Here is a wonderful introduction to his work (why and how data mining can make a difference in education):
http://blip.tv/teachers-college-columbia-university/educational-data-mining-predict-the-future-change-the-future-6427568
Michael Feldstein says
Ada, I am sorry that I have disappointed you, but I have a simple solution for you. If you’re not interested in my free-ranging opinions on educational technology, then don’t read my blog. I will refund 100% of your subscription fee.
You want magic, but there is no magic. The kind of clarity that you are demanding can’t be gleaned from the dirty, noisy data that is available from an LMS. You are disappointed that I haven’t demanded better analytics, but that is because you apparently lack understanding of what is possible with the data that they have. When I point this out to you, you respond by asking why I haven’t written a survey of every other LMS’s analytics feature set. When I question whether the expert you reference would be somebody who is inclined to hold the views that you are touting, rather than responding by referencing the specifics of his research that could be relevant to your point, you ask how it could possibly be that I don’t know who he is.
I try to do a couple of things on this blog. First, I try to help people understand what we know about what works and what doesn’t. On the “what works” side of things, I have been writing about early warning systems since 2008. On the “what doesn’t” side, I have been writing about the limits of analytics tools so that people will not be fooled by hype or false hope. Clearly, I have not done a good enough job on the latter task yet.
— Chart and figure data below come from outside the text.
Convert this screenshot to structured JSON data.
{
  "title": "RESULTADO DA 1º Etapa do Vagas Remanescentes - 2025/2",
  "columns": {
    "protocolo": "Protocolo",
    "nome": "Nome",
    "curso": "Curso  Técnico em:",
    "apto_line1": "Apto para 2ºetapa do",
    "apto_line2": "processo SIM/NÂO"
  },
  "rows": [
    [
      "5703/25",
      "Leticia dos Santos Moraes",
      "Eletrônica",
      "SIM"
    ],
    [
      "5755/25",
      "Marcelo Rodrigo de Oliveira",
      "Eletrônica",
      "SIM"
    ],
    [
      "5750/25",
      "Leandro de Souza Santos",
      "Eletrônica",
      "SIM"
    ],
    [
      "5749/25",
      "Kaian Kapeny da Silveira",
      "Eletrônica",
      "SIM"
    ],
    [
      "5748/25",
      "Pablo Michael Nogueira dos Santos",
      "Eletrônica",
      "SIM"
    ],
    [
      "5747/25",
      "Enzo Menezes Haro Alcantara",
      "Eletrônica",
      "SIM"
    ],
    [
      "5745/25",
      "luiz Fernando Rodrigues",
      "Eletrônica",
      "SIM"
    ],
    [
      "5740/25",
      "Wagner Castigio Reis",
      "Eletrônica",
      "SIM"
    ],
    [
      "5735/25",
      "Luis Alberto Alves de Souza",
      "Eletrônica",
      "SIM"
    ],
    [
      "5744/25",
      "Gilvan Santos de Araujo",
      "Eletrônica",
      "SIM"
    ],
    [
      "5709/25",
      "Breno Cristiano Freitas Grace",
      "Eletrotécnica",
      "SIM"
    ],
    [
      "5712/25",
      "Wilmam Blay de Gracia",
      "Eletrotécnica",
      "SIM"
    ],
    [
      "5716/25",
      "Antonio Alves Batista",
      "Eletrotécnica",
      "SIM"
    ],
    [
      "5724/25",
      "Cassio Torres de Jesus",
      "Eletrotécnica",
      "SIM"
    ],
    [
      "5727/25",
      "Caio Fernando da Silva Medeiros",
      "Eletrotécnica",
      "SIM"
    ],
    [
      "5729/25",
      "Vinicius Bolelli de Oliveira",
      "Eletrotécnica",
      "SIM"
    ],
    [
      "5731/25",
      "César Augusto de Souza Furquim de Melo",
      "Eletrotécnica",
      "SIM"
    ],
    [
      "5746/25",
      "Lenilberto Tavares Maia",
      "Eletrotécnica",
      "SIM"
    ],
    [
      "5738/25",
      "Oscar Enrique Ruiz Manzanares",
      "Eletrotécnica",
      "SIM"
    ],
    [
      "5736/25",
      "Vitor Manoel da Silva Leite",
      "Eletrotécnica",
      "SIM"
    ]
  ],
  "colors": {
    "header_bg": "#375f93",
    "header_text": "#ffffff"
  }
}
A second thing I try to do is encourage movement in the industry. I try not to let the best be the enemy of the good. If one company has implemented something that I think would be of value, I praise it in the hopes that it will be adopted more broadly. I do point out limitations, as I did in my original post here, but I don’t see the value in shredding what is, on balance, a step forward. If a vendor implements something I think is stupid or worthless, I usually don’t write about it unless there is a specific larger value in doing so, or unless I think there is serious harm being done.
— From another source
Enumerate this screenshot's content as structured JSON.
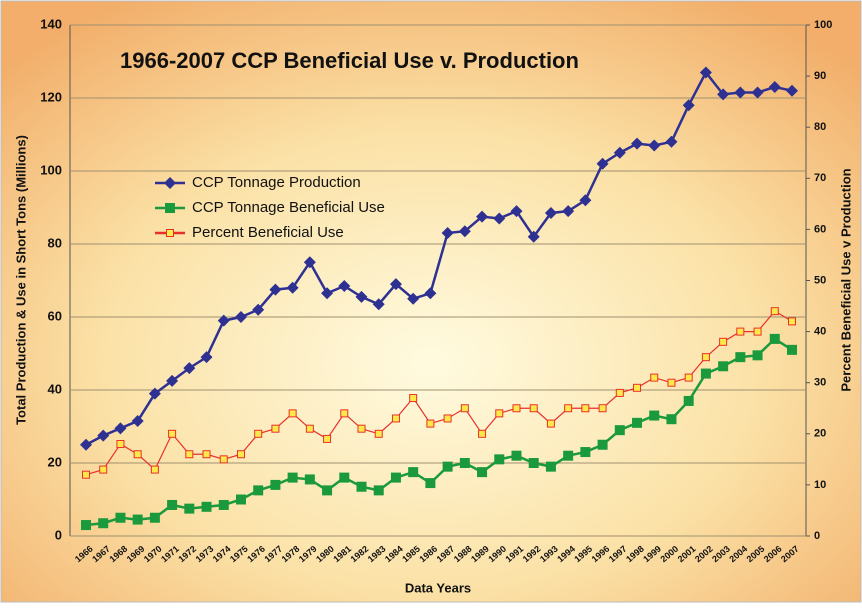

You seem to think that I am a journalist. I am not. I am an activist. I write in the hopes that my posts will help to improve education. If that disappoints you, then I invite you to start your own blog and raise the bar for me. Seriously. I’d be happy to have another voice out there. Right now, when I Google your name, I come up with nothing. If you want to see better writing, then go out and write it. That’s what I’m trying to do.
You’ve made your point. Either people will be persuaded by your critique or they will not.